Sahara, once one of the country's most high-profile firms, told the Supreme Court this week that it had secured a 900 million euro ($985 million) line of credit from BBVA, one of several financial deals it said it had struck.
The court allowed Sahara three more months to raise bail.
Sahara's extravagant founder and boss Subrata Roy has been held in jail for more than a year, after Sahara failed to comply with a court order to refund billions of dollars to investors in a bond program that was ruled illegal.
Sahara has made several failed attempts to raise the bail money.
The court has set Roy's bail at $1.6 billion, a product of the cost of the bond program, estimated by regulators to be as much as $7 billion. Sahara has said it has paid most of the dues to the bondholders, but India's markets regulator disputes that.
"We have no credit exposure or any relation with Sahara," a spokesman for BBVA said.
A senior executive at BBVA separately told Reuters on condition of anonymity that the bank was never in talks with Sahara for a loan and that the mention of its name in the court proceedings was a "surprise".

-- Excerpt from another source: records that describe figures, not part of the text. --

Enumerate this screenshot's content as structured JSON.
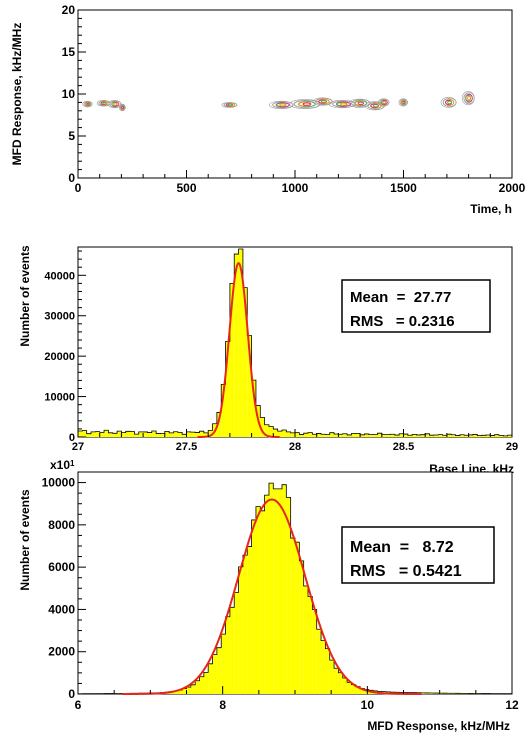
{
  "chart_data": [
    {
      "type": "scatter",
      "subtype": "contour",
      "xlabel": "Time, h",
      "ylabel": "MFD Response, kHz/MHz",
      "xlim": [
        0,
        2000
      ],
      "ylim": [
        0,
        20
      ],
      "xticks": [
        "0",
        "500",
        "1000",
        "1500",
        "2000"
      ],
      "yticks": [
        "0",
        "5",
        "10",
        "15",
        "20"
      ],
      "clusters": [
        {
          "x": 45,
          "y": 8.8,
          "wx": 22,
          "wy": 0.35
        },
        {
          "x": 120,
          "y": 8.9,
          "wx": 30,
          "wy": 0.35
        },
        {
          "x": 170,
          "y": 8.8,
          "wx": 30,
          "wy": 0.45
        },
        {
          "x": 205,
          "y": 8.4,
          "wx": 14,
          "wy": 0.4
        },
        {
          "x": 700,
          "y": 8.7,
          "wx": 35,
          "wy": 0.3
        },
        {
          "x": 940,
          "y": 8.7,
          "wx": 55,
          "wy": 0.45
        },
        {
          "x": 1050,
          "y": 8.8,
          "wx": 70,
          "wy": 0.55
        },
        {
          "x": 1130,
          "y": 9.1,
          "wx": 45,
          "wy": 0.45
        },
        {
          "x": 1220,
          "y": 8.8,
          "wx": 60,
          "wy": 0.45
        },
        {
          "x": 1300,
          "y": 8.9,
          "wx": 50,
          "wy": 0.5
        },
        {
          "x": 1370,
          "y": 8.6,
          "wx": 45,
          "wy": 0.5
        },
        {
          "x": 1410,
          "y": 9.0,
          "wx": 25,
          "wy": 0.45
        },
        {
          "x": 1500,
          "y": 9.0,
          "wx": 20,
          "wy": 0.45
        },
        {
          "x": 1710,
          "y": 9.0,
          "wx": 35,
          "wy": 0.6
        },
        {
          "x": 1800,
          "y": 9.5,
          "wx": 28,
          "wy": 0.8
        }
      ],
      "colors": [
        "#999999",
        "#4caf50",
        "#ff9900",
        "#d4267a"
      ]
    },
    {
      "type": "bar",
      "subtype": "histogram",
      "xlabel": "Base Line, kHz",
      "ylabel": "Number of events",
      "xlim": [
        27,
        29
      ],
      "ylim": [
        0,
        47000
      ],
      "xticks": [
        "27",
        "27.5",
        "28",
        "28.5",
        "29"
      ],
      "yticks": [
        "0",
        "10000",
        "20000",
        "30000",
        "40000"
      ],
      "fill": "#ffff00",
      "fit_color": "#e8261c",
      "stats": {
        "mean_label": "Mean  =  27.77",
        "rms_label": "RMS   = 0.2316"
      },
      "bins": {
        "start": 27.0,
        "width": 0.02,
        "count": 100
      },
      "fit": {
        "amplitude": 43000,
        "mean": 27.74,
        "sigma": 0.042
      },
      "background": {
        "left": 1300,
        "right": 400
      },
      "tail_amplitude": 2800,
      "tail_sigma": 0.09
    },
    {
      "type": "bar",
      "subtype": "histogram",
      "xlabel": "MFD Response, kHz/MHz",
      "ylabel": "Number of events",
      "multiplier_label": "x10",
      "multiplier_exp": "1",
      "xlim": [
        6,
        12
      ],
      "ylim": [
        0,
        10500
      ],
      "xticks": [
        "6",
        "8",
        "10",
        "12"
      ],
      "yticks": [
        "0",
        "2000",
        "4000",
        "6000",
        "8000",
        "10000"
      ],
      "fill": "#ffff00",
      "fit_color": "#e8261c",
      "stats": {
        "mean_label": "Mean  =   8.72",
        "rms_label": "RMS   = 0.5421"
      },
      "bins": {
        "start": 6.0,
        "width": 0.06,
        "count": 100
      },
      "fit": {
        "amplitude": 9200,
        "mean": 8.68,
        "sigma": 0.46
      },
      "peak_bins": [
        {
          "x": 8.76,
          "y": 9700
        },
        {
          "x": 8.82,
          "y": 9900
        },
        {
          "x": 8.88,
          "y": 9300
        }
      ]
    }
  ]
}
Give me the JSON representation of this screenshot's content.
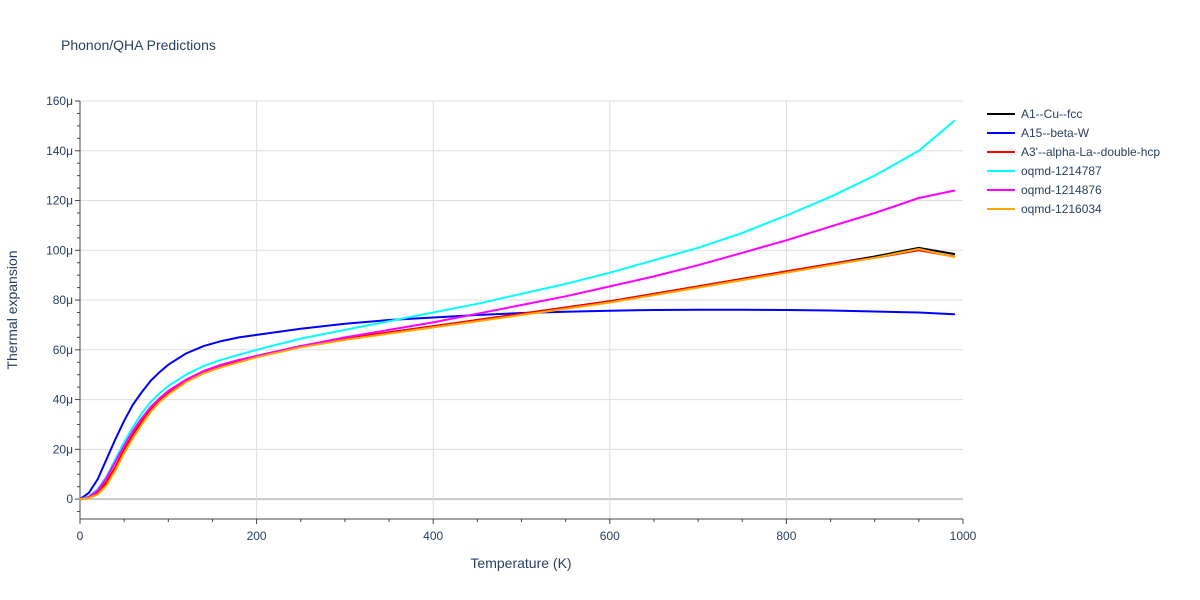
{
  "chart_data": {
    "type": "line",
    "title": "Phonon/QHA Predictions",
    "xlabel": "Temperature (K)",
    "ylabel": "Thermal expansion",
    "xlim": [
      0,
      1000
    ],
    "ylim": [
      -8,
      160
    ],
    "y_unit_suffix": "μ",
    "x_ticks": [
      0,
      200,
      400,
      600,
      800,
      1000
    ],
    "y_ticks": [
      0,
      20,
      40,
      60,
      80,
      100,
      120,
      140,
      160
    ],
    "y_tick_labels": [
      "0",
      "20μ",
      "40μ",
      "60μ",
      "80μ",
      "100μ",
      "120μ",
      "140μ",
      "160μ"
    ],
    "grid": true,
    "legend_position": "top-right",
    "series": [
      {
        "name": "A1--Cu--fcc",
        "color": "#000000",
        "x": [
          0,
          10,
          20,
          30,
          40,
          50,
          60,
          70,
          80,
          90,
          100,
          120,
          140,
          160,
          180,
          200,
          250,
          300,
          350,
          400,
          450,
          500,
          550,
          600,
          650,
          700,
          750,
          800,
          850,
          900,
          950,
          990
        ],
        "y": [
          0,
          0.5,
          2,
          6,
          12,
          19,
          25,
          30.5,
          35.5,
          39.5,
          42.5,
          47.5,
          51,
          53.5,
          55.5,
          57.5,
          61.5,
          64.5,
          67,
          69.5,
          72,
          74.5,
          77,
          79.5,
          82.5,
          85.5,
          88.5,
          91.5,
          94.5,
          97.5,
          101,
          98.5
        ]
      },
      {
        "name": "A15--beta-W",
        "color": "#0000ff",
        "x": [
          0,
          10,
          20,
          30,
          40,
          50,
          60,
          70,
          80,
          90,
          100,
          120,
          140,
          160,
          180,
          200,
          250,
          300,
          350,
          400,
          450,
          500,
          550,
          600,
          650,
          700,
          750,
          800,
          850,
          900,
          950,
          990
        ],
        "y": [
          0,
          2.5,
          8,
          16,
          24,
          31.5,
          38,
          43,
          47.5,
          51,
          54,
          58.5,
          61.5,
          63.5,
          65,
          66,
          68.5,
          70.5,
          72,
          73,
          74,
          74.8,
          75.3,
          75.7,
          76,
          76.1,
          76.1,
          76,
          75.8,
          75.4,
          75,
          74.3
        ]
      },
      {
        "name": "A3'--alpha-La--double-hcp",
        "color": "#ff0000",
        "x": [
          0,
          10,
          20,
          30,
          40,
          50,
          60,
          70,
          80,
          90,
          100,
          120,
          140,
          160,
          180,
          200,
          250,
          300,
          350,
          400,
          450,
          500,
          550,
          600,
          650,
          700,
          750,
          800,
          850,
          900,
          950,
          990
        ],
        "y": [
          0,
          0.5,
          2.5,
          7,
          13,
          20,
          26,
          31.5,
          36,
          40,
          43,
          47.5,
          51,
          53.5,
          55.5,
          57.5,
          61.5,
          64.5,
          67,
          69.5,
          72,
          74.5,
          77,
          79.5,
          82.5,
          85.5,
          88.5,
          91.5,
          94.5,
          97,
          100,
          97.5
        ]
      },
      {
        "name": "oqmd-1214787",
        "color": "#00ffff",
        "x": [
          0,
          10,
          20,
          30,
          40,
          50,
          60,
          70,
          80,
          90,
          100,
          120,
          140,
          160,
          180,
          200,
          250,
          300,
          350,
          400,
          450,
          500,
          550,
          600,
          650,
          700,
          750,
          800,
          850,
          900,
          950,
          990
        ],
        "y": [
          0,
          1,
          4,
          9,
          16,
          23,
          29,
          34.5,
          39,
          42.5,
          45.5,
          50,
          53.5,
          56,
          58,
          60,
          64.5,
          68,
          71.5,
          75,
          78.5,
          82.5,
          86.5,
          91,
          96,
          101,
          107,
          114,
          121.5,
          130,
          140,
          152
        ]
      },
      {
        "name": "oqmd-1214876",
        "color": "#ff00ff",
        "x": [
          0,
          10,
          20,
          30,
          40,
          50,
          60,
          70,
          80,
          90,
          100,
          120,
          140,
          160,
          180,
          200,
          250,
          300,
          350,
          400,
          450,
          500,
          550,
          600,
          650,
          700,
          750,
          800,
          850,
          900,
          950,
          990
        ],
        "y": [
          0,
          0.8,
          3.5,
          8.5,
          15,
          21.5,
          27.5,
          32.5,
          37,
          40.5,
          43.5,
          48,
          51.5,
          54,
          56,
          57.5,
          61.5,
          65,
          68,
          71,
          74.5,
          78,
          81.5,
          85.5,
          89.5,
          94,
          99,
          104,
          109.5,
          115,
          121,
          124
        ]
      },
      {
        "name": "oqmd-1216034",
        "color": "#ffa500",
        "x": [
          0,
          10,
          20,
          30,
          40,
          50,
          60,
          70,
          80,
          90,
          100,
          120,
          140,
          160,
          180,
          200,
          250,
          300,
          350,
          400,
          450,
          500,
          550,
          600,
          650,
          700,
          750,
          800,
          850,
          900,
          950,
          990
        ],
        "y": [
          0,
          0.4,
          1.8,
          5.5,
          11.5,
          18.5,
          24.5,
          30,
          35,
          39,
          42,
          47,
          50.5,
          53,
          55,
          57,
          61,
          64,
          66.5,
          69,
          71.5,
          74,
          76.5,
          79,
          82,
          85,
          88,
          91,
          94,
          97,
          100.5,
          97.3
        ]
      }
    ]
  }
}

Sahara had on Monday submitted a letter in the court written on BBVA notepaper and signed by bank executive Jose Ramon Vizmanos, taking responsibility for the credit it was giving Sahara.
On Wednesday, Vizmanos told Reuters from Madrid that he had no knowledge of the letter.
"I have never worked with any Indian company ... The only thing I know about Sahara is the desert in Africa," Vizmanos said by phone.